SEND and ethnic minority children less likely to progress from nursery to reception in same school

A new report shows that children with special educational needs and disabilities (SEND) and those from ethnic minority backgrounds are less likely than their peers to progress from nursery to reception in the same school

As reported by The Guardian, a new study by the London School of Economics and Political Science shows that SEND children are far less likely to progress from a school’s nursery to its reception than non-SEND classmates.

Over a quarter (26%) of children with SEND statements had to move from the school where they attended nursery to another one for their first school year.

The percentage of children with no recorded SEND doing the same is 18%.

The concern is that these findings will fuel parents’ concerns that some schools are reluctant to allow SEND children to progress, directing them elsewhere instead.

Some ethnic minority groups have been similarly affected, with 25% of black Caribbean children moved for reception.

“There is also evidence that some schools discourage (more or less explicitly) the attendance and admission to reception of children with complex needs, resulting in them moving to alternative institutions,” said the Nuffield Foundation-funded research.

The study’s lead author, Dr Kitty Stewart, an associate professor of social policy and associate director of LSE’s Centre for Analysis of Social Exclusion, said:

“There are aspects of the way early education policy is currently working that are increasing rather than narrowing inequalities between children.

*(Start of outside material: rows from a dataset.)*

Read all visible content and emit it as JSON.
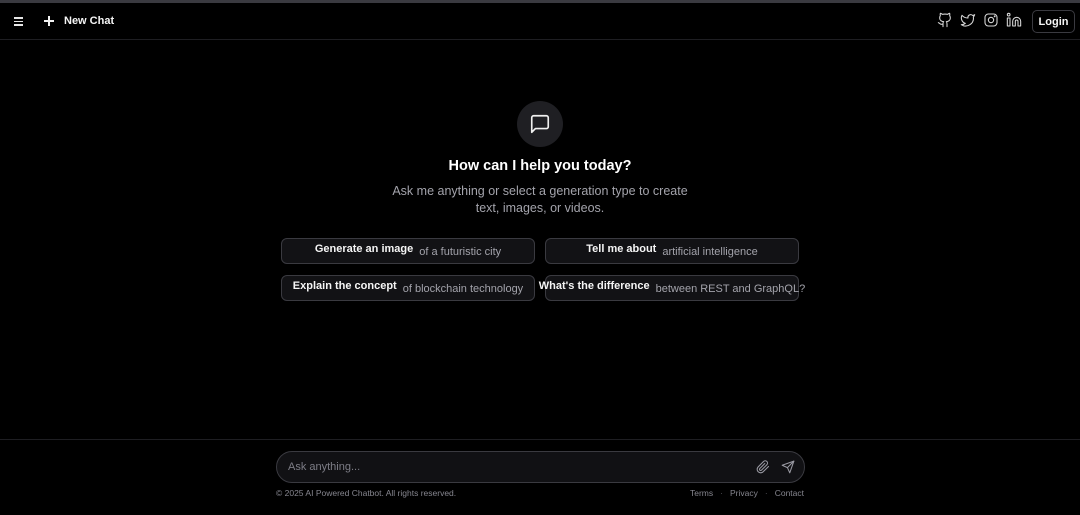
{
  "header": {
    "new_chat_label": "New Chat",
    "login_label": "Login",
    "socials": [
      "github-icon",
      "twitter-icon",
      "instagram-icon",
      "linkedin-icon"
    ]
  },
  "hero": {
    "icon": "chat-bubble-icon",
    "title": "How can I help you today?",
    "subtitle": "Ask me anything or select a generation type to create text, images, or videos."
  },
  "suggestions": [
    {
      "lead": "Generate an image",
      "rest": "of a futuristic city"
    },
    {
      "lead": "Tell me about",
      "rest": "artificial intelligence"
    },
    {
      "lead": "Explain the concept",
      "rest": "of blockchain technology"
    },
    {
      "lead": "What's the difference",
      "rest": "between REST and GraphQL?"
    }
  ],
  "composer": {
    "placeholder": "Ask anything...",
    "attach_icon": "paperclip-icon",
    "send_icon": "send-icon"
  },
  "footer": {
    "copyright": "© 2025 AI Powered Chatbot. All rights reserved.",
    "links": [
      "Terms",
      "Privacy",
      "Contact"
    ],
    "separator": "·"
  },
  "colors": {
    "background": "#000000",
    "card": "#121215",
    "border": "#3a3a40",
    "muted_text": "#a3a3ab"
  }
}
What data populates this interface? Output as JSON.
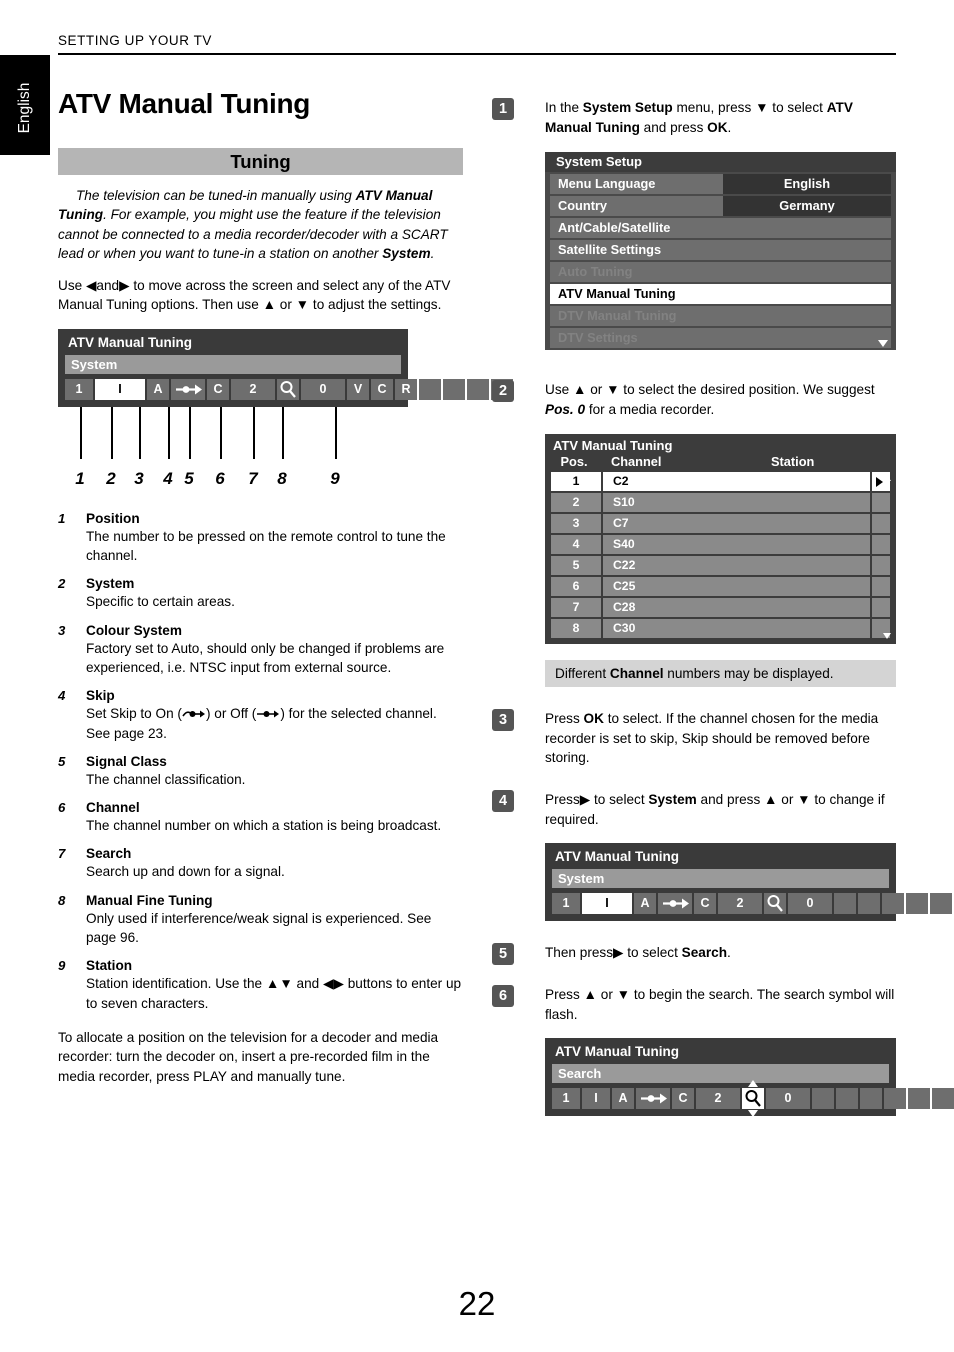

“Recent policy reforms, such as the 30-hour policy for children of working parents, alongside a squeeze on funding for services like Sure Start, are likely to be making these inequalities worse.

“The government urgently needs to review its provision with a sharper focus on ensuring that all children get the best start in life.”

The report recommends that power be handed to local authority to address these inequalities.

Dr Tammy Campbell, one of the authors of the study, said: “Funding cuts combined with target-based school accountability measures mean that schools are disincentivised from admitting these pupils. We intend to track changes over recent years in upcoming research.”